II. Abraham a purchaser of a burying place for Sarah. (1.) The purchase proposed by Abraham, ver. 3, 4. (2.) Treated of and agreed, ver. 5-16. (3.) The purchase
- money paid, ver. 16. (4.) The premises conveyed and secured to Abraham, ver. 17, 18,
Verse 20. (5.) Sarah's funeral, ver. 19.
Verse 2. Abraham came to mourn for Sarah and to weep - He did not only perform the ceremonies of mourning according to the custom of those times, but did sincerely lament the great loss he had, and gave proof of the constancy of his affection. Therefore these two words are used, he came both to mourn and to weep.
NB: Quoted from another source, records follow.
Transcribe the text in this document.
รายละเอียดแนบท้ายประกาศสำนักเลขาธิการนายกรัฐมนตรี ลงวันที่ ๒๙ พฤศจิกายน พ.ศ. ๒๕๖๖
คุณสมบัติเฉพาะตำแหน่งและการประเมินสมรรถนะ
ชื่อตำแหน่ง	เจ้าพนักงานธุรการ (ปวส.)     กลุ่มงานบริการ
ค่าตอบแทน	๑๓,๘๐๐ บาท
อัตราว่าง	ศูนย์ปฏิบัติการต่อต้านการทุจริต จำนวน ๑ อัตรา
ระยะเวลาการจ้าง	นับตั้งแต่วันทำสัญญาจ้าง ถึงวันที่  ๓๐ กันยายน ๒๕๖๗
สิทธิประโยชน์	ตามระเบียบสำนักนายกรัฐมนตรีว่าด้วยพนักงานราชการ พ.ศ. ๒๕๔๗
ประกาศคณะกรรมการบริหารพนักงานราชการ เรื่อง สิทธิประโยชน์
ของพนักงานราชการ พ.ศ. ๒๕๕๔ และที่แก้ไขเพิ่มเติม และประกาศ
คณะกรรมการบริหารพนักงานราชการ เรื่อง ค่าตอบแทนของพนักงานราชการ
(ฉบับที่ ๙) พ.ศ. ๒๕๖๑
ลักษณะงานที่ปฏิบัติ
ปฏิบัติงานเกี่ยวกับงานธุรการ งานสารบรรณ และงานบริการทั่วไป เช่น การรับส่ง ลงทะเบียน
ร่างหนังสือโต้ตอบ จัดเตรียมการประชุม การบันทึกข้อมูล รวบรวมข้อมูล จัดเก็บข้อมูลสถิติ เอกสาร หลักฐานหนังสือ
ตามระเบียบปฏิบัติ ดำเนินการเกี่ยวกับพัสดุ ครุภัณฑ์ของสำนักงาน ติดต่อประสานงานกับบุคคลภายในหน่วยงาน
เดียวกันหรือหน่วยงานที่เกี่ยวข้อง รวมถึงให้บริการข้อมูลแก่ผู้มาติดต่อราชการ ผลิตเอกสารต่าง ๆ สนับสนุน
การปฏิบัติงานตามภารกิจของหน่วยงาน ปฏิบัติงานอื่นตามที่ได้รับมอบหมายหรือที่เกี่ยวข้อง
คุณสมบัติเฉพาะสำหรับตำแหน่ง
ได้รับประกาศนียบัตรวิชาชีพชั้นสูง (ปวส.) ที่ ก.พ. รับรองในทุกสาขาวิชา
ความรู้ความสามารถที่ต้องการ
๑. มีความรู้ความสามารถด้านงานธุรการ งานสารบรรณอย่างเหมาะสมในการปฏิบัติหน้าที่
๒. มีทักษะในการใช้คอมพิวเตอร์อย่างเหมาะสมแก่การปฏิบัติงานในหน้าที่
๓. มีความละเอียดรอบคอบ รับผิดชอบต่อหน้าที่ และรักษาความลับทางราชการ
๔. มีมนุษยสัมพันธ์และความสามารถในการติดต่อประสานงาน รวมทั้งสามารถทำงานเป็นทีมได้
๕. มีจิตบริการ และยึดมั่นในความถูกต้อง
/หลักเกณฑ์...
Verse 4. I am a stranger and a sojourner with you - Therefore I am unprovided, and must become a suiter to you for a burying-place. This was one occasion which Abraham took to confess that he was a stranger and a pilgrim upon earth. The death of our relations should effectually mind us that we are not at home in this world. That I may bury my dead out of my sight - Death will make those unpleasant to our sight, who while they lived were the desire of our eyes. The countenance that was fresh and lively becomes pale and ghastly, and fit to be removed into the land of darkness.
Verse 6. Thou art a prince of God among us - So the word is; not only great, but good. He called himself a stranger and a sojourner, they call him a great prince.
Verse 7. Abraham returns them thanks for their kind offer, with all possible decency and respect. Religion teaches good manners, and those abuse it that place it in rudeness and clownishness.
Verse 11. The field give I thee - Abraham thought he must be intreated to sell it, but upon the first mention, without intreaty, he freely gives it.
Verse 13. I will give thee money for the field - It was not in pride that Abraham refused the gift; but
1. In justice. Abraham was rich in silver and gold, and therefore would not take advantage of Ephron's generosity.
2. In prudence. He would pay for it, lest Ephron, when this good humour was over, should upbraid him with it.
15. The land is worth four hundred shekels of silver - About fifty pounds of our money, but what is that between me and thee? - He would rather oblige his friend than have so much money.